Rikardus duduk di bawah pohon yang tumbang |
Suasana sekitar air terjun terasa sejuk apalagi pepohonan rindang disekelilingnya. Aku sempat mampir mandi disumber air panasnya. Sekitar jam 2 siang aku sudah kembali ke dusun Likong. Aku hanya berhenti sebentar di batas terakhir hutan untuk sejenak minum dan makan gorengan walaupun sebenarnya kaki sudah terasa kebal.
Dari Likong aku naik ojek dengan biaya 50rebu walaupun setelah sampai tukang ojeknya minta tambah untuk uang bensin karena setelah sampai kota baru sadar kalau ternyata jauh... hahaha ada-ada saja, mereka yang orang asli masak gak tau jarak dari Likong ke kota Maumere. Akhirnya aku tambah uang 7rebu karena cuma itu uang kecil yang tersisa di kantongku.
Sebenarnya pada waktu yang sama, teman-teman dari Mofers Photography juga sedang melakukan perjalanan ke air terjun Murusobe yang jauh lebih besar debitnya dan lebih tinggi. Namun sayang aku memang ingin ke Pangabatang sehingga ajakan ke Murusobe terlewatkan. Tak apalah, yang penting suatu ketika nanti aku juga bisa mampir ke Murusobe.
Kalo debit airnya agak sedikit lebih gede pasti jauh lebih kece nich air terjun
BalasHapusMas Cumi: iya, di ntt rata-rata air terjunnya punya perbedaan debit yang mencolok antara musim hujan dan musim kemarau... sungainya juga begitu... ntt memang lebih kuat view pantainya
BalasHapusAdem lihat foto-fotonya... tapi baca cara kesana saja udsh bikin patah semangat... btwnama tempat-tempatnya bisa jadi plesetan... :D
BalasHapusHahaha.. aku justru ingetnya kata yang plesetan itu baru bisa inget nama tempatnya :D
Hapusasyikkk mas bro pemandangane itu loh,menyejejukan kalbu,asyik kali yah bisa hunting ketempat-tempat seperti itu...
BalasHapusKayaknya di Jawa lebih banyak lokasi air terjun yang lebih bagus babeh... aku sendiri masih pengen eksplore ke jawa lagi kayak di malang dan sekitarnya
HapusPaling keren gambar nomor empat Mas, airnya jernih, seperti bukan di Indonesia :)
BalasHapusIya tempatnya adem dengan tebing tegak yang tinggi, cuma ya itu bukan tebing batu melainkan tebing tanah jadi masih rawan longsor
Hapusakh maumere punya sejuta pesona...salah satunya di pangabatang...asikkk...kug aku lagi males-malesan nulis yach hehehe....malessssss plis pergilah..kangen flores.....

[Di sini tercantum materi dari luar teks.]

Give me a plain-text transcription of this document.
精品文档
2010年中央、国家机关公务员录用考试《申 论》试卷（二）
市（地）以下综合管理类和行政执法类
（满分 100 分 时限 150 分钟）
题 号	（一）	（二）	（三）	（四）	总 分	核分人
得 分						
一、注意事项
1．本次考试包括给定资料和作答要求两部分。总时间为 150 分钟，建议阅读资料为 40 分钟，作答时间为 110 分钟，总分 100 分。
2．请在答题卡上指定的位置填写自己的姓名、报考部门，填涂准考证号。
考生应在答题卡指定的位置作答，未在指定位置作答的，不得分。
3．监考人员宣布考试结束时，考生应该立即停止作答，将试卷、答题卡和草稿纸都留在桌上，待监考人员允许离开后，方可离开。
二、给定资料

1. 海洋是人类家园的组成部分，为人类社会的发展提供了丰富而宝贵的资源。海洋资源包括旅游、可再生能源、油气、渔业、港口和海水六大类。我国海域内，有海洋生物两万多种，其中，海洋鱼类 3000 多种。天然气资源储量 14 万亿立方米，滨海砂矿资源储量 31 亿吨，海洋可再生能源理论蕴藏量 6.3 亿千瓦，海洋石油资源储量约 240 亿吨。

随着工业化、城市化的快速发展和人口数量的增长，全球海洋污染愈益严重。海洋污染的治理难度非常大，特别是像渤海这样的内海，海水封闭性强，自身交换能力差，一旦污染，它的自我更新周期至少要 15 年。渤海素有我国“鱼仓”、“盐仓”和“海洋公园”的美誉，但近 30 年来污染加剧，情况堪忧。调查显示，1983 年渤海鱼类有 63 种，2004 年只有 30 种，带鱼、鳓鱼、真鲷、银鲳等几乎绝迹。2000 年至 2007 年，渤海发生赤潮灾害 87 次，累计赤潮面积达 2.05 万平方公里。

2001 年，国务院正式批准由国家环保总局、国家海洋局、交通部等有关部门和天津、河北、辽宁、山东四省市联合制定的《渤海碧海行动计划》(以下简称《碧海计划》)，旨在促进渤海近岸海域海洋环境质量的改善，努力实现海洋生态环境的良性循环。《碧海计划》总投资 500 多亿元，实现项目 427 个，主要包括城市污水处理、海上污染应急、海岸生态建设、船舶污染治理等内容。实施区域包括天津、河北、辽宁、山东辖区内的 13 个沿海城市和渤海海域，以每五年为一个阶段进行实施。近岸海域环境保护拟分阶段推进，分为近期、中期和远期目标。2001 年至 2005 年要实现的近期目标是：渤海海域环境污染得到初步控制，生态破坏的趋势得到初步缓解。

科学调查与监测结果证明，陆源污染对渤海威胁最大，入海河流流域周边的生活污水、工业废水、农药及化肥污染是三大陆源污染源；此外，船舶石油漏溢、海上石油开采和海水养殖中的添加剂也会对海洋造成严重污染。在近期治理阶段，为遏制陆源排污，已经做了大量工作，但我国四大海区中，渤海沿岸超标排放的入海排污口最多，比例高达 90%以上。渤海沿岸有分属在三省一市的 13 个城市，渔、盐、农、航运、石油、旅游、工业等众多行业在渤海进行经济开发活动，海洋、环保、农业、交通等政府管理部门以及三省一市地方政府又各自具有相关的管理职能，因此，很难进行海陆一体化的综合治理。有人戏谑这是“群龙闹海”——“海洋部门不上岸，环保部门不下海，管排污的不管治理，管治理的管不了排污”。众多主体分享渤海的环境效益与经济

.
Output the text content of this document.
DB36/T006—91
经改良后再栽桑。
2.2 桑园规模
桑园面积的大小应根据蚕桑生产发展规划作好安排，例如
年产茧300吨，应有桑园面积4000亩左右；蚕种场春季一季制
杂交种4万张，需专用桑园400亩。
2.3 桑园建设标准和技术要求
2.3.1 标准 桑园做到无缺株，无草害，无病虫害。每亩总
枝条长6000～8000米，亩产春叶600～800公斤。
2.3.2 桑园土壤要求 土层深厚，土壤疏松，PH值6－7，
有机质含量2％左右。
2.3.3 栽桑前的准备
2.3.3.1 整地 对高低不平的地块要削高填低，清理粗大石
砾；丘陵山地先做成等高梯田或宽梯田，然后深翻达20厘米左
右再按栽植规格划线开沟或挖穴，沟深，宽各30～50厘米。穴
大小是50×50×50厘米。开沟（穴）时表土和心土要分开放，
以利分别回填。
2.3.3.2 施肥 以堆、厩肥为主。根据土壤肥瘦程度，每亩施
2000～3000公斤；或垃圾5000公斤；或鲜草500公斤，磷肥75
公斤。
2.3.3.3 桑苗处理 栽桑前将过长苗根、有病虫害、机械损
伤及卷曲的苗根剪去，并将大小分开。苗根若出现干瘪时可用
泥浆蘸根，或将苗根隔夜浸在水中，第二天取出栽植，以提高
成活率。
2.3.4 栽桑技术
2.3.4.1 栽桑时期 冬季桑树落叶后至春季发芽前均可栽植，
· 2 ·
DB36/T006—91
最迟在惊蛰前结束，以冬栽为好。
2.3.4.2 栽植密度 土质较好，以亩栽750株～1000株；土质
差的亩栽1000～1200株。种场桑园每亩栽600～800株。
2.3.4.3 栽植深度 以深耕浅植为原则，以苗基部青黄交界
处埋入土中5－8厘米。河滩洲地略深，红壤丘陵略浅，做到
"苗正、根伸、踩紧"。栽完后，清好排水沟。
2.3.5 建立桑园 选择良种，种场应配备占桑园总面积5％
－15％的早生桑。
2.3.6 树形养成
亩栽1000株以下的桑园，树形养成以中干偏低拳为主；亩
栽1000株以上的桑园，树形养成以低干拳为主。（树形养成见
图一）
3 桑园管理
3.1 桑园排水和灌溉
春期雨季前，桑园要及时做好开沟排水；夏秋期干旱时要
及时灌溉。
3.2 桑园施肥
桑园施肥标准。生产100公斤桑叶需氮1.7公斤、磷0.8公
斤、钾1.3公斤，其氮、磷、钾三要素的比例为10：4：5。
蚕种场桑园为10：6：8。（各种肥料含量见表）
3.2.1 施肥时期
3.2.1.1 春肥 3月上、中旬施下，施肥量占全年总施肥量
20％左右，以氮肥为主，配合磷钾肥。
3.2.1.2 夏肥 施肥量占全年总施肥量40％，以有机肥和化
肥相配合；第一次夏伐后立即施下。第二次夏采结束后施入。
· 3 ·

BalasHapusBanyak yang belum dikelola tapi malah asyik, jadi belum banyak berubah.. kamu terlalu rajin nulis sih.. jangan cepet2 nulis batasi ae 4 tulisan per bulan yang penting kontinyu
HapusSeumur hidup, baru sekali saya liat air terjun mas hehe
BalasHapusmaklum.. di sini gak ada air terjun heheh
Wah masak? tinggal dimana mas Fikri?
HapusAir terjunnya mirip air terjun sadap, bangka: kalau musim kemarau yang tersisa tinggal bebatuan curam. Tapi yang ini sungguh luar biasa. Kalau yg di bangka malah gak terawat, dan sudah dikelilingi oleh ladang warga setempat
BalasHapusMungkin karena sulit dijangkau jadi masih asli.. rata2 kalo yang gampang dikunjungi juga udah amburadul
Hapussemoga dapat bermanfaat buat kita semua. Amin . . . . artikelntya sangat bagus sekali. Senang sekali berkunjung ke website anda.